GENEL
EYT'lilerden “Şalgamlı, Simitli” eylem
08.09.1999 Tarihinde çıkarılan 4447 sayılı yasanın yürürlüğe girdikten sonra geriye doğru işletilmesi nedeniyle mağdur olan ve gasp edilen haklarının bir an önce geri verilmesi için verdikleri mücadele kapsamında birbirinden ses getirici eylemlere imza atan Emeklilikte Yaşa Takılanlar, bu kez Adana’da buluşarak “Şalgamlı, Simitli” eylem yaptılar.
Yaklaşık 500 kişinin katıldığı eyleme, çok sayıda siyasi parti, sendika ve sivil toplum örgütü temsilcileri de eyleme katılarak Emeklilikte Yaşa Takılan mağdurlara destek verdiler.
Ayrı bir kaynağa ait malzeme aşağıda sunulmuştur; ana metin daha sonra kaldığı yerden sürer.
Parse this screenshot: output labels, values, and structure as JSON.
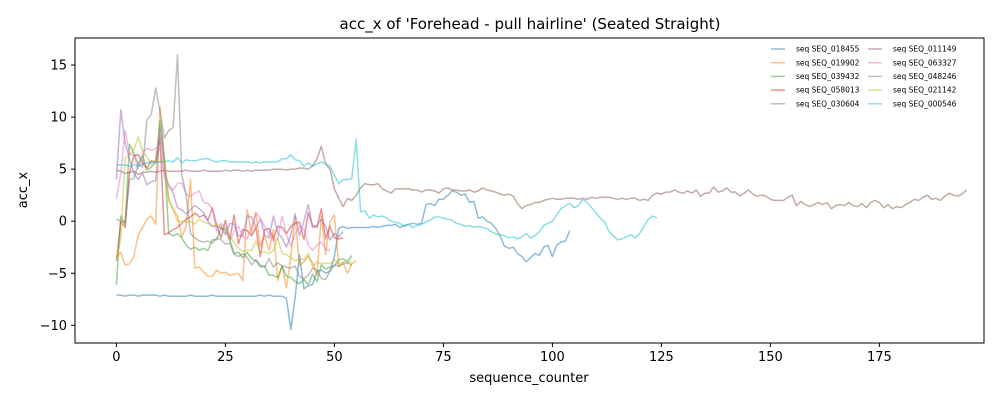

Yurdun dört bir yanından yola çıkarak Adana İnönü Parkı’nda buluşarak boğazlarına zincir takan ve kefen giyen ve Emeklilikte Yaşa Takılanlar, “Beraber yürüdük biz bu meydanlarda, Beraber ezildik çıkan yasada, Şimdi dinlediğim tüm sloganlarda, Bize her şey sandığı hatırlatıyor”, “Yaşımızı başımızı aldık, maaşımızı alamadık”, “Emeklilik hakkımız öke söke alırız”, “Hem yaşa takıldık hem maaşa, gelde sen bu sistemde yaşa”, “Edirne’den Kars’a ne zaman çıkacak bu yasa?”, “Af değil hak istiyoruz”, “Herkese var, Hak edene yok”, “Gasp edilmiş emeklilik hakkımızı istiyoruz”, "Bitmezse bu çile, oy veremeyiz bile bile", "Mezarda emekliliğe hayır", "444 Yedi, bizim paraları kim yedi", "İnsanı yaşat ki Devlet yaşasın", "Haksızlık karşısında susan dilsiz şeytandır", "Maç devam ederken kural değişmez", "5 Milyon ailenin emeği çalındı", “Tam mevcut burada yok, sandıkta belli olacak” pankart ve dövizleri taşıdılar.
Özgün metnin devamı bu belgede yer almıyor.